Depois de satisfazerem seus corpos, ainda nu, Marcelo faz o cheque
para a mulher que se veste rapidamente como que para apagar as últimas horas. - Toma aqui, quinhentos e cinqüenta reais: é a pensão mais cem mangos pros juros. Suzane aceita o cheque sem dizer nada, terminando de se vestir. - Quando eu me estabelecer em Registro, eu te ligo pra acertar o desconto da pensão direto do meu salário. Ela se dirige à porta com sua roupa parcialmente desarrumada e sai sem responder. Andando pela rua, ela olha o cheque e imagina como se sente uma prostituta com o seu pagamento. Quando dá por si, está na frente do banco, entra nele e faz o depósito no caixa eletrônico de maneira tão fria quanto a máquina.

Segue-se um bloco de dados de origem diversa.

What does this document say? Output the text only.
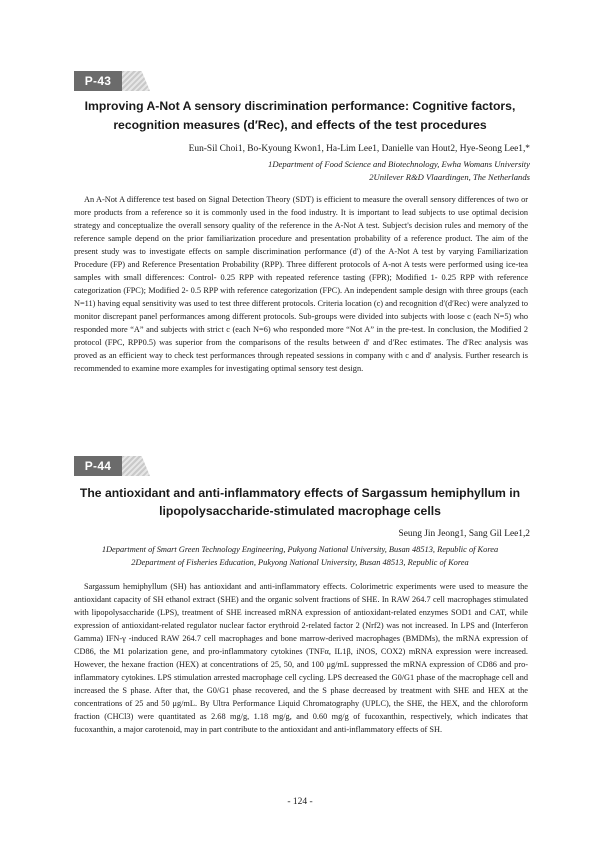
P-43
Improving A-Not A sensory discrimination performance: Cognitive factors,
recognition measures (d′Rec), and effects of the test procedures
Eun-Sil Choi1, Bo-Kyoung Kwon1, Ha-Lim Lee1, Danielle van Hout2, Hye-Seong Lee1,*
1Department of Food Science and Biotechnology, Ewha Womans University
2Unilever R&D Vlaardingen, The Netherlands

An A-Not A difference test based on Signal Detection Theory (SDT) is efficient to measure the overall sensory differences of two or more products from a reference so it is commonly used in the food industry. It is important to lead subjects to use optimal decision strategy and conceptualize the overall sensory quality of the reference in the A-Not A test. Subject's decision rules and memory of the reference sample depend on the prior familiarization procedure and presentation probability of a reference product. The aim of the present study was to investigate effects on sample discrimination performance (d′) of the A-Not A test by varying Familiarization Procedure (FP) and Reference Presentation Probability (RPP). Three different protocols of A-not A tests were performed using ice-tea samples with small differences: Control- 0.25 RPP with repeated reference tasting (FPR); Modified 1- 0.25 RPP with reference categorization (FPC); Modified 2- 0.5 RPP with reference categorization (FPC). An independent sample design with three groups (each N=11) having equal sensitivity was used to test three different protocols. Criteria location (c) and recognition d′(d′Rec) were analyzed to monitor discrepant panel performances among different protocols. Sub-groups were divided into subjects with loose c (each N=5) who responded more “A” and subjects with strict c (each N=6) who responded more “Not A” in the pre-test. In conclusion, the Modified 2 protocol (FPC, RPP0.5) was superior from the comparisons of the results between d′ and d′Rec estimates. The d′Rec analysis was proved as an efficient way to check test performances through repeated sessions in company with c and d′ analysis. Further research is recommended to examine more examples for investigating optimal sensory test design.

P-44
The antioxidant and anti-inflammatory effects of Sargassum hemiphyllum in
lipopolysaccharide-stimulated macrophage cells
Seung Jin Jeong1, Sang Gil Lee1,2
1Department of Smart Green Technology Engineering, Pukyong National University, Busan 48513, Republic of Korea
2Department of Fisheries Education, Pukyong National University, Busan 48513, Republic of Korea

Sargassum hemiphyllum (SH) has antioxidant and anti-inflammatory effects. Colorimetric experiments were used to measure the antioxidant capacity of SH ethanol extract (SHE) and the organic solvent fractions of SHE. In RAW 264.7 cell macrophages stimulated with lipopolysaccharide (LPS), treatment of SHE increased mRNA expression of antioxidant-related enzymes SOD1 and CAT, while expression of antioxidant-related regulator nuclear factor erythroid 2-related factor 2 (Nrf2) was not increased. In LPS and (Interferon Gamma) IFN-γ -induced RAW 264.7 cell macrophages and bone marrow-derived macrophages (BMDMs), the mRNA expression of CD86, the M1 polarization gene, and pro-inflammatory cytokines (TNFα, IL1β, iNOS, COX2) mRNA expression were increased. However, the hexane fraction (HEX) at concentrations of 25, 50, and 100 μg/mL suppressed the mRNA expression of CD86 and pro-inflammatory cytokines. LPS stimulation arrested macrophage cell cycling. LPS decreased the G0/G1 phase of the macrophage cell and increased the S phase. After that, the G0/G1 phase recovered, and the S phase decreased by treatment with SHE and HEX at the concentrations of 25 and 50 μg/mL. By Ultra Performance Liquid Chromatography (UPLC), the SHE, the HEX, and the chloroform fraction (CHCl3) were quantitated as 2.68 mg/g, 1.18 mg/g, and 0.60 mg/g of fucoxanthin, respectively, which indicates that fucoxanthin, a major carotenoid, may in part contribute to the antioxidant and anti-inflammatory effects of SH.

- 124 -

Volta para casa onde o filho estranha o modo calado da mãe, que depois de terminar seu jantar e lavar a louça, vai dormir sem ouvir o programa do Pastor Cláudio no rádio, coisa que nunca acontece em dias normais.
No dia seguinte, Suzane já voltou ao seu ritmo normal, afinal, pobre
não tem tempo pra frescura: leva o filho para a escola e vai para o trabalho. Durante o dia, passa a devanear, romanceando o encontro com o ex (de repente ele mudou), (vai ver cansou de vagabunda), mas sempre com o terrível sentimento de estar se agarrando a um galho podre em uma árvore alta. Sentimento justificado por experiências anteriores (esta frase é 6 desnecessária) Mas a esperança de algo mudar nele significaria que algo poderia também mudar na vida dela, e isso, por mais improvável que fosse, era doce, comparado ao sal do dia-a-dia do trabalho e obrigações. À noite, conversa com o filho, ouve o Pastor e dorme o sono leve de uma criança que faz um jogo na loteria para seus pais e sonha com o que fazer com o prêmio. No dia seguinte, depois de levar o filho à escola, no caminho do trabalho, vai ao banco com suas contas e tira seu saldo: Menos trezentos e vinte oito reais e vinte e dois centavos. A voz da mãe volta a lhe açoitar a mente: - Fornicadores não têm lugar ao lado do Senhor.